Intro
CircuitNet
CircuitNet is an open-source dataset dedicated to machine learning (ML) applications in electronic design automation (EDA). We have collected more than 10K samples from versatile runs of commercial design tools based on open-source RISC-V designs with various features for multiple ML for EDA applications.
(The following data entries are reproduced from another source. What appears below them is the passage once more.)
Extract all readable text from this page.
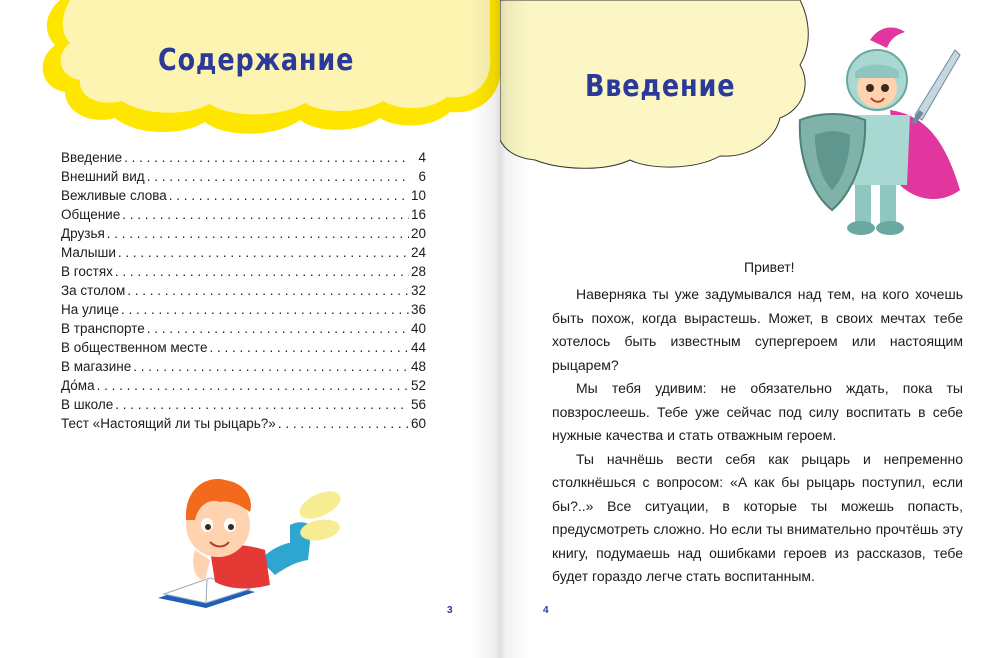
Содержание
Введение . . .	4
Внешний вид . . .	6
Вежливые слова . . .	10
Общение . . .	16
Друзья . . .	20
Малыши . . .	24
В гостях . . .	28
За столом . . .	32
На улице . . .	36
В транспорте . . .	40
В общественном месте . . .	44
В магазине . . .	48
До́ма . . .	52
В школе . . .	56
Тест «Настоящий ли ты рыцарь?» . . .	60
3
Введение
4
Привет!

Наверняка ты уже задумывался над тем, на кого хочешь быть похож, когда вырастешь. Может, в своих мечтах тебе хотелось быть известным супергероем или настоящим рыцарем?

Мы тебя удивим: не обязательно ждать, пока ты повзрослеешь. Тебе уже сейчас под силу воспитать в себе нужные качества и стать отважным героем.

Ты начнёшь вести себя как рыцарь и непременно столкнёшься с вопросом: «А как бы рыцарь поступил, если бы?..» Все ситуации, в которые ты можешь попасть, предусмотреть сложно. Но если ты внимательно прочтёшь эту книгу, подумаешь над ошибками героев из рассказов, тебе будет гораздо легче стать воспитанным.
The features are saved seperately as below:
.
├── routability_features
| ├── cell_density
| └── congestion
| | ├── congestion_early_global_routing
| | | ├── overflow_based
| | | | ├── congestion_eGR_horizontal_overflow
| | | | └── congestion_eGR_vertical_overflow
| | | └── utilization_based
| | | ├── congestion_eGR_horizontal_util
| | | └── congestion_eGR_vertical_util
| | └── congestion_global_routing
| | ├── overflow_based
| | | ├── congestion_GR_horizontal_overflow
| | | └── congestion_GR_vertical_overflow
| | └── utilization_based
| | ├── congestion_GR_horizontal_util
| | └── congestion_GR_vertical_util
| ├── DRC
| | ├── DRC_all
| | └── DRC_seperated
| ├── macro_region
| └── RUDY
| ├── RUDY
| ├── RUDY_long
| ├── RUDY_short
| ├── RUDY_pin
| └── RUDY_pin_long
├── IR_drop_features
| ├── power_i
| ├── power_s
| ├── power_sca
| ├── power_all
| ├── power_t
| └── IR_drop
├── graph_features
| ├── flatten_netlist
| ├── hierarchical_netlist
| ├── graph_information
| └── instance_placement
├── LEF&DEF
├── doc
| └── user_guide.pdf
└── script
├── decompress_routability.py
├── decompress_IR_drop.py
└── generate_training_set.py
We separate the features and store them in different directories to enable custom applications. Thus they need to be preprocessed and combined in certain arrangement for training. Our scripts can preprocess and combine different features for training and testing. But we also encourage to implement different preprocessing methods and use different combinations of features.